The future can easily look bleak and, when it does, motivation to move forwards can be noticeably lacking. There is no end of self-help stuff around and I am not about to rehearse or list self-help strategies now. Here I am interested in attitude, rather than strategy or instruction. And one aspect of attitude is perspective. When feeling a bit stuck, it can help to consider my position and my present perspective.
One perspective caught my ear in a short spoken piece on sitting meditation and has stayed with me since. Ed Brown is a Zen priest whose delivery is simple and clear. On the CD that accompanies a small introduction to meditation Quiet Mind he describes a sitting posture for Zen meditation. I can’t lay my hands on the CD at the moment, so what follows is from my recollection.
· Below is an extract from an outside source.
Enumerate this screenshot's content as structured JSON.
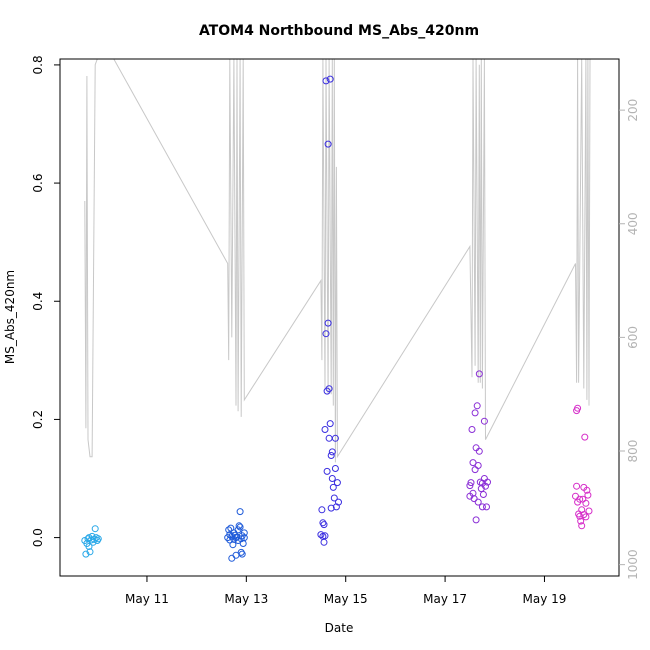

When he has concluded his description of posture he says, “This is a really good position in which to sit, right in the middle of your life”.
This is the bit that caught me. I have listened to it many times since and thought about it many times more.
Up until then the metaphor for my life had me stationed at the prow of ship as it cleaved the waves. This is fine when everything is going well, but when the ship has shrunk to a coracle and is not forging ahead, it is not such an inspiring image.
Perhaps we are at a disadvantage with our eyes at the front of our heads. I wonder if raptors get anxious or depressed when they are not on the chase. Alternatively, perhaps it is to do with the dominance of vision in our lives. With my eyes shut I realise that space is equally distributed around me. Sound, smell, and general sense of being are all around, not only in front.
And when I come to think of it, my life is all around me. There are cultures, I believe, where the dominant idea is that people travel through time facing backwards, as it were, watching their increasingly rich and diverse past fanning out behind. I can’t say that I would particularly want to swap my cultural perspective for that one, but when I am inclined to an idea of the future as a sharply focussed cone in front of my face, what do I do when it is poorly focussed or empty?
So here I am, right in the middle of my life. Not nearing the end. Not with a past forever buried or dwindling to an invisible and unreachable speck. Not in a dinghy drifting to a standstill with a fading wake the only thing to show for my progress. There is change, but no linearity. Am I growing like an onion from the inside, adding layers? Or am I a benign black hole, drawing experience into me from all directions, so that I gather in density at my core?
And I need not develop the image at all, but it repeatedly feels to me that this shift of perspective offers the attitudinal change I need.